Zonder teveel vooruit te willen lopen: ons project is zeker haalbaar, zowel financieel als kaderend in het sociaal maatschappelijk plaatje van onze stad Nu is het wachten op de goedkeuring door een jury en het akkoord vanwege de Stad Gent, in principe nog voor de Gentse Feesten.
Uitvoering kan hopelijk in het najaar of in het voorjaar 2024.
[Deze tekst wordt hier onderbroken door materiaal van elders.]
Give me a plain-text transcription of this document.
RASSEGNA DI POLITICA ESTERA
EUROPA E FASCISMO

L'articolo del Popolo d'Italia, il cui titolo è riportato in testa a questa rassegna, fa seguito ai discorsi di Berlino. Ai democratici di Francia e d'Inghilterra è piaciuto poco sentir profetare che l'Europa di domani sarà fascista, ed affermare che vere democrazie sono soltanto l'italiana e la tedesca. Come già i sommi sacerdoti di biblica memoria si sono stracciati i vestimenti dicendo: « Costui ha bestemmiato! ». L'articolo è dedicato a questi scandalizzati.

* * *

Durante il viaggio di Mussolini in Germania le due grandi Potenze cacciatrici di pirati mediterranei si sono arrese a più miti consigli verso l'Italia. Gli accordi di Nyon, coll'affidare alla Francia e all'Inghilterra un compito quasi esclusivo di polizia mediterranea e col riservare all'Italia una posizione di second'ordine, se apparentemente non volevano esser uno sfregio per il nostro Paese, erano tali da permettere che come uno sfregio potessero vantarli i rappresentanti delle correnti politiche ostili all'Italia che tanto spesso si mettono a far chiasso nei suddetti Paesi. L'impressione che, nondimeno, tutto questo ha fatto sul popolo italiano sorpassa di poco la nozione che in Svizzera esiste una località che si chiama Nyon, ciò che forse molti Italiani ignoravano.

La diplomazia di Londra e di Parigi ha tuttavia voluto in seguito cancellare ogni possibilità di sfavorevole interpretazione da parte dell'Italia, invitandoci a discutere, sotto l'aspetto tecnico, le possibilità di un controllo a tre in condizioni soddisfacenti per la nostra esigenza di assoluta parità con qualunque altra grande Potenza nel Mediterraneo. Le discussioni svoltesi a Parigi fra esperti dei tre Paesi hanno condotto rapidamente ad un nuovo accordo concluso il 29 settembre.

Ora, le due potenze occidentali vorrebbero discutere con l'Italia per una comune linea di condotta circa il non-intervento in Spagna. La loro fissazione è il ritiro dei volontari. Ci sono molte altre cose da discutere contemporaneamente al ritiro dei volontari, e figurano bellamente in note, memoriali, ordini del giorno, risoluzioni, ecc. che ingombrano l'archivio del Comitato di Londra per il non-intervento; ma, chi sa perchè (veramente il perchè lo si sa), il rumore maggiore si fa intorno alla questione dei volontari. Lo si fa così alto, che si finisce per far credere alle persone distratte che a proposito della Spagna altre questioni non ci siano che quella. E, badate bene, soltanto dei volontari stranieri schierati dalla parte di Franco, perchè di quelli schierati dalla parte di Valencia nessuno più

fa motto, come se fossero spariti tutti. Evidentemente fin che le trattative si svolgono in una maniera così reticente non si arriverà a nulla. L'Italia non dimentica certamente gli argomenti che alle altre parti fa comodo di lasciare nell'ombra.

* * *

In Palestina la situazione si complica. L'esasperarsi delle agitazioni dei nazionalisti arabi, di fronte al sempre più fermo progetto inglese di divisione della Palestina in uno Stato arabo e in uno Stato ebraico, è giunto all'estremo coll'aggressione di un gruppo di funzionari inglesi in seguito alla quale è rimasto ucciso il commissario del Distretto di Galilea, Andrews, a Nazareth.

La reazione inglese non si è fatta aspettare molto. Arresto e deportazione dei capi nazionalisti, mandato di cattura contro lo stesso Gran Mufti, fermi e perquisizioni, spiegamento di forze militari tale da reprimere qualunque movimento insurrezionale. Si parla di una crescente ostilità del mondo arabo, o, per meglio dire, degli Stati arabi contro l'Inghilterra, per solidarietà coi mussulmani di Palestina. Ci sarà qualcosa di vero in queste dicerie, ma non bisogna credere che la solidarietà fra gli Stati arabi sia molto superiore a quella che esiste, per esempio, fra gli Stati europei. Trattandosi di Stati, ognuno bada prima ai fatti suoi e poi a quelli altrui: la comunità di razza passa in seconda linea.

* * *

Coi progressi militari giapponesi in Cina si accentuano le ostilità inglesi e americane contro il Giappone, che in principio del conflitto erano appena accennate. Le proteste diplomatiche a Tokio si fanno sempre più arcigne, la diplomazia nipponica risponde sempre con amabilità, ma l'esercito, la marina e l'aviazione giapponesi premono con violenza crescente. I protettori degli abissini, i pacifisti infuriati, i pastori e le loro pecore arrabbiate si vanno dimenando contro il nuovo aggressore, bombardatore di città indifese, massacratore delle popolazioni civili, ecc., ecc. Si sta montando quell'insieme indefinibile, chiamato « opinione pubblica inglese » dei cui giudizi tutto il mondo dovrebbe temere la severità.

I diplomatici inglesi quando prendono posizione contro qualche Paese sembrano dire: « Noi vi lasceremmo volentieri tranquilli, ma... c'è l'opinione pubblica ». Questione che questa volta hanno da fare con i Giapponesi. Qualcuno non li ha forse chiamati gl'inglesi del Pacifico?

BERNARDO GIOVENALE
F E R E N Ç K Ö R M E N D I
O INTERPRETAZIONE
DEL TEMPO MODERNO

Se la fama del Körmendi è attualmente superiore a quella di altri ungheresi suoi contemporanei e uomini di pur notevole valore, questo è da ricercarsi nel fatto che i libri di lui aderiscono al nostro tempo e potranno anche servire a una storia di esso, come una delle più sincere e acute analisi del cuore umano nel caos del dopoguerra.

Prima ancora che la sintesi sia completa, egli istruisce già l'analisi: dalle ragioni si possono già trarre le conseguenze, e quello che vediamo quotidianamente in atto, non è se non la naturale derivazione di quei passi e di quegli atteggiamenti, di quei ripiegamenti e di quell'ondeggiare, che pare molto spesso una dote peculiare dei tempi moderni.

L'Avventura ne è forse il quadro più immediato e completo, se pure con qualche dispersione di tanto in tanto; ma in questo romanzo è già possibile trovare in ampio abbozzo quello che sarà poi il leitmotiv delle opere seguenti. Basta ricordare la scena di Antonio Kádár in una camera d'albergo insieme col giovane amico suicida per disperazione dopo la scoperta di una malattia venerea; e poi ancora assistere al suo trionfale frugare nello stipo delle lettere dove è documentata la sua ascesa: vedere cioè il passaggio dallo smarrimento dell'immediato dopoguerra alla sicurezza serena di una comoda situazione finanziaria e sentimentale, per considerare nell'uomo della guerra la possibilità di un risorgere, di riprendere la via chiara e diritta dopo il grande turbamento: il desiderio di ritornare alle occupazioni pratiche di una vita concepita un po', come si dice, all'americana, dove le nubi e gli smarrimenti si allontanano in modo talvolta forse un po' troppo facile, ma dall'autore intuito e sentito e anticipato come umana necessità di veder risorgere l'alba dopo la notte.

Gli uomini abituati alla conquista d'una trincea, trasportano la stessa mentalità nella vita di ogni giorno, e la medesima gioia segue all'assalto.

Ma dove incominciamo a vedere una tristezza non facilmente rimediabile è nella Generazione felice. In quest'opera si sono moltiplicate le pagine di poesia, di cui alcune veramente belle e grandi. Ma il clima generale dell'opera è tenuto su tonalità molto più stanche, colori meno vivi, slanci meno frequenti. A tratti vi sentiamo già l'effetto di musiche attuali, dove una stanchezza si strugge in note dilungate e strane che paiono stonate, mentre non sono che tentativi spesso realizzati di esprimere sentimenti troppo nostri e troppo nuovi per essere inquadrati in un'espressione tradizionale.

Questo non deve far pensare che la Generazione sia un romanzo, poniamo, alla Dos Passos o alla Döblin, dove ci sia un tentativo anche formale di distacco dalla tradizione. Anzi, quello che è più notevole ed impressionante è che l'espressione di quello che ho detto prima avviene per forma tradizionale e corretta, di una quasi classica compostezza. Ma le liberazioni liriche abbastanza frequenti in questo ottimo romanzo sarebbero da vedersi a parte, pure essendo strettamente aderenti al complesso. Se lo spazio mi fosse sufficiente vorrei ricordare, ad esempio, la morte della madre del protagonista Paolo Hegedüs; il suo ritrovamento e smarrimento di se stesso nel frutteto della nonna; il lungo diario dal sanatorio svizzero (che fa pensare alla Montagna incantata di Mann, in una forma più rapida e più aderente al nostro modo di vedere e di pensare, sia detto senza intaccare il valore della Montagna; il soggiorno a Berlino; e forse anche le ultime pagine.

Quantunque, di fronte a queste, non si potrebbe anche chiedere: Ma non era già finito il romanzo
We houden jullie op de hoogte.
Beste Bezoeker, Welkom in de rust van het begijnhof ter Hoyen. Mijn naam is Johanna van Constantinopel, gravin van Vlaanderen. Achthonderd jaar geleden heb ik samen met mijn zuster Margaretha dit begijnhof gesticht, en vele andere in de Nederlanden. We boden er een groep eigenzinnige vrouwen onderdak: dames die een vroom en onafhankelijk leven wilden leiden, zonder te trouwen en zonder naar het klooster te moeten. Deze vrouwen, die men begijnen noemde, wierpen zich op ingewikkelde theologische kwesties. Ze verlangden ook naar een intens en direct contact met God. Dat maakte bisschoppen en pausen soms behoorlijk nerveus. En niet alleen zij. Prinsen en vorsten zagen in onze intelligente en strijdbare zusters ook al een bedreiging voor hun macht.
Mijn zuster en ik hadden sympathie voor hun ideaal. Als vrouwen van adel hadden wij maar weinig te zeggen. Trouwen met mannen die even machtig waren als onze vaders, en kinderen krijgen om voor opvolgers te zorgen, was onze taak. De begijnen braken los uit die rol. Ze werden bespot, verguisd en vervolgd. We wilden hen helpen. Daarom schonken wij hen een stuk hooiland net buiten de stad, waar ze huisjes konden bouwen en ongestoord hun godsvrucht beleven. Als zij baden voor het zielenheil van ons en onze familie, zouden wij hen beschermen. Dat was de afspraak. Zo ontstond dit begijnhof. In achthonderd jaar is er natuurlijk veel veranderd. Die stenen huizen, met hun rode gevels, en die trotse, barokke kerk, hebben de begijnen pas vanaf de zeventiende eeuw gebouwd. En vandaag wonen er allerlei gewone mensen achter de poortjes. Maar de geest van toen, die is er wel nog.
Bezink dus even, op deze bank. Geniet van de stilte, verstoor haar niet. En wandel gerust rond. Mijn zuster en mij zul je hier natuurlijk niet meer tegenkomen. Of misschien toch een beetje. De muren die het begijnhof omringen, tussen de Schelde en de rest van de stad, dat zijn nog altijd onze beschermende armen.